Introduction to Biochemistry & Nutrition

The doctor of the future will give no medicine but will instruct his patients in the care of the human frame, in diet and in the cause and prevention of disease. Thomas Edison
Biochemistry and Nutrition are large scientific fields and huge textbooks are available for each subject, often more than 1000 pages long. Why is this online textbook different?
There are four theses that form the basics of this book:
  1. It is worthwhile to experience your own metabolism through exercise, diet and experiments.
  2. Diet and nutrition have to be understood through their underlying biochemical mechanisms not as dogmatic approaches.
  3. Metabolic diseases, such as diabetes, fatty liver disease and metabolic syndrome have to be understood through their underlying biochemical mechanisms. But even inherited diseases and cancer have significant metabolic underpinnings.
  4. Metabolism is fundamentally a supply and demand system that can be analyzed by quantitative approaches
Watch this entertaining video to see an exciting application of these principles (Video credit: Ruben Meerman, The Mathematics of weight loss). It is a bit longer (20 min you won’t be bored), but also tells you why it takes so long to learn Biochemistry!
 
 
This textbook was developed from a one semester second year course where the emphasis lies on understanding metabolic biochemistry. The course material relates to personal experience, such as exercise, feeding and fasting.  The book explains the underlying biochemistry of the feeding/ fasting cycle and follows the major nutrients and their fate in our own body. Where appropriate, exercise biochemistry is included, because it also relates to personal experience.

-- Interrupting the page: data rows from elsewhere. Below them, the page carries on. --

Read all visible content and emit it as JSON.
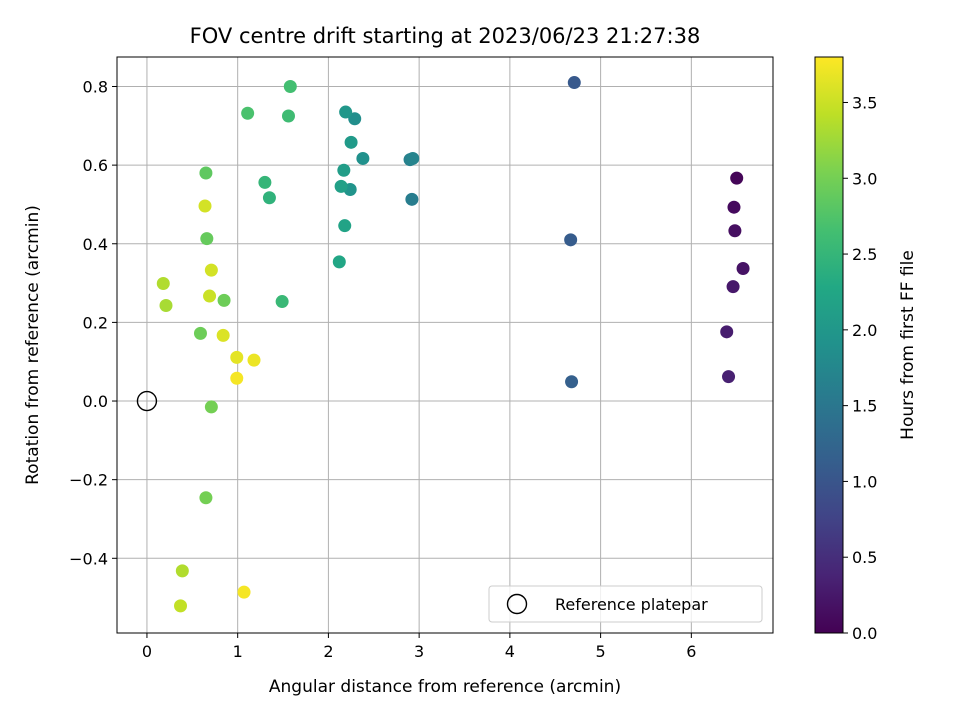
{
  "chart_data": {
    "type": "scatter",
    "title": "FOV centre drift starting at 2023/06/23 21:27:38",
    "xlabel": "Angular distance from reference (arcmin)",
    "ylabel": "Rotation from reference (arcmin)",
    "xlim": [
      -0.33,
      6.9
    ],
    "ylim": [
      -0.59,
      0.875
    ],
    "xticks": [
      0,
      1,
      2,
      3,
      4,
      5,
      6
    ],
    "xtick_labels": [
      "0",
      "1",
      "2",
      "3",
      "4",
      "5",
      "6"
    ],
    "yticks": [
      -0.4,
      -0.2,
      0.0,
      0.2,
      0.4,
      0.6,
      0.8
    ],
    "ytick_labels": [
      "−0.4",
      "−0.2",
      "0.0",
      "0.2",
      "0.4",
      "0.6",
      "0.8"
    ],
    "grid": true,
    "colormap": "viridis",
    "colorbar": {
      "label": "Hours from first FF file",
      "range": [
        0.0,
        3.8
      ],
      "ticks": [
        0.0,
        0.5,
        1.0,
        1.5,
        2.0,
        2.5,
        3.0,
        3.5
      ],
      "tick_labels": [
        "0.0",
        "0.5",
        "1.0",
        "1.5",
        "2.0",
        "2.5",
        "3.0",
        "3.5"
      ]
    },
    "legend": {
      "label": "Reference platepar",
      "placement": "lower-right"
    },
    "reference_point": {
      "x": 0,
      "y": 0
    },
    "points": [
      {
        "x": 6.5,
        "y": 0.567,
        "c": 0.05
      },
      {
        "x": 6.47,
        "y": 0.493,
        "c": 0.1
      },
      {
        "x": 6.48,
        "y": 0.433,
        "c": 0.15
      },
      {
        "x": 6.57,
        "y": 0.337,
        "c": 0.2
      },
      {
        "x": 6.46,
        "y": 0.291,
        "c": 0.25
      },
      {
        "x": 6.39,
        "y": 0.176,
        "c": 0.3
      },
      {
        "x": 6.41,
        "y": 0.062,
        "c": 0.35
      },
      {
        "x": 4.71,
        "y": 0.81,
        "c": 1.05
      },
      {
        "x": 4.67,
        "y": 0.41,
        "c": 1.1
      },
      {
        "x": 4.68,
        "y": 0.049,
        "c": 1.15
      },
      {
        "x": 2.92,
        "y": 0.513,
        "c": 1.6
      },
      {
        "x": 2.9,
        "y": 0.614,
        "c": 1.65
      },
      {
        "x": 2.93,
        "y": 0.617,
        "c": 1.7
      },
      {
        "x": 2.29,
        "y": 0.718,
        "c": 1.85
      },
      {
        "x": 2.38,
        "y": 0.617,
        "c": 1.9
      },
      {
        "x": 2.24,
        "y": 0.538,
        "c": 1.95
      },
      {
        "x": 2.19,
        "y": 0.735,
        "c": 2.0
      },
      {
        "x": 2.25,
        "y": 0.658,
        "c": 2.05
      },
      {
        "x": 2.17,
        "y": 0.587,
        "c": 2.1
      },
      {
        "x": 2.14,
        "y": 0.546,
        "c": 2.15
      },
      {
        "x": 2.18,
        "y": 0.446,
        "c": 2.2
      },
      {
        "x": 2.12,
        "y": 0.354,
        "c": 2.25
      },
      {
        "x": 1.35,
        "y": 0.517,
        "c": 2.45
      },
      {
        "x": 1.3,
        "y": 0.556,
        "c": 2.5
      },
      {
        "x": 1.49,
        "y": 0.253,
        "c": 2.55
      },
      {
        "x": 1.56,
        "y": 0.725,
        "c": 2.6
      },
      {
        "x": 1.58,
        "y": 0.8,
        "c": 2.65
      },
      {
        "x": 1.11,
        "y": 0.732,
        "c": 2.7
      },
      {
        "x": 0.65,
        "y": 0.58,
        "c": 2.85
      },
      {
        "x": 0.66,
        "y": 0.413,
        "c": 2.9
      },
      {
        "x": 0.85,
        "y": 0.256,
        "c": 2.95
      },
      {
        "x": 0.59,
        "y": 0.172,
        "c": 2.95
      },
      {
        "x": 0.71,
        "y": -0.015,
        "c": 3.0
      },
      {
        "x": 0.65,
        "y": -0.246,
        "c": 3.0
      },
      {
        "x": 0.18,
        "y": 0.299,
        "c": 3.35
      },
      {
        "x": 0.21,
        "y": 0.243,
        "c": 3.3
      },
      {
        "x": 0.39,
        "y": -0.432,
        "c": 3.35
      },
      {
        "x": 0.37,
        "y": -0.521,
        "c": 3.45
      },
      {
        "x": 0.64,
        "y": 0.496,
        "c": 3.55
      },
      {
        "x": 0.71,
        "y": 0.333,
        "c": 3.55
      },
      {
        "x": 0.69,
        "y": 0.267,
        "c": 3.5
      },
      {
        "x": 0.84,
        "y": 0.167,
        "c": 3.6
      },
      {
        "x": 0.99,
        "y": 0.111,
        "c": 3.65
      },
      {
        "x": 1.18,
        "y": 0.104,
        "c": 3.7
      },
      {
        "x": 0.99,
        "y": 0.058,
        "c": 3.75
      },
      {
        "x": 1.07,
        "y": -0.486,
        "c": 3.75
      }
    ]
  }
}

Some basic understanding of the organisation of a eukaryotic cell and the basic principles of chemistry are required to understand the material in this book.
 
Have you ever considered the following questions?
  • Where does the weight go when you lose weight?
  • Why are we eating about every 4 hours?
  • What is the biochemical evidence for common diets, such as ketogenic diet or 5+2 diet?
  • What should a person with type 2 diabetes eat?
  • Why are sugar and fat considered “bad”?
  • When should I exercise to burn fat?
These are some of the questions we will try to understand in “Biochemistry and Nutrition”. The course idea is that a thorough understanding of biochemistry and metabolism will allow you to make informed decisions in the area of nutrition and metabolic diseases. In this course we explore the use of the major nutrients in our own body, namely Carbohydrates, Fat and Protein. In each case you will look at digestion, absorption and metabolism. You will discover how nutrients are used to generate energy or to make new tissues and cells. You will also learn how nutrient use and storage is regulated and how different organs work together to provide our body with energy and building blocks. Note that our food is derived from plant cells or animals cells and therefore has the very same building blocks that are used to make our own cells. Throughout the course we use a map to understand the connection between the metabolism of different nutrients. This map will look confusing initially but will become familiar as we go through each nutrient.

The main goal of this course is an understanding of biochemistry and nutrition that relates to personal experience. The course tries to generate an understanding of nutrition that is based on principles of biochemistry and not on dogmatic approaches to certain diets.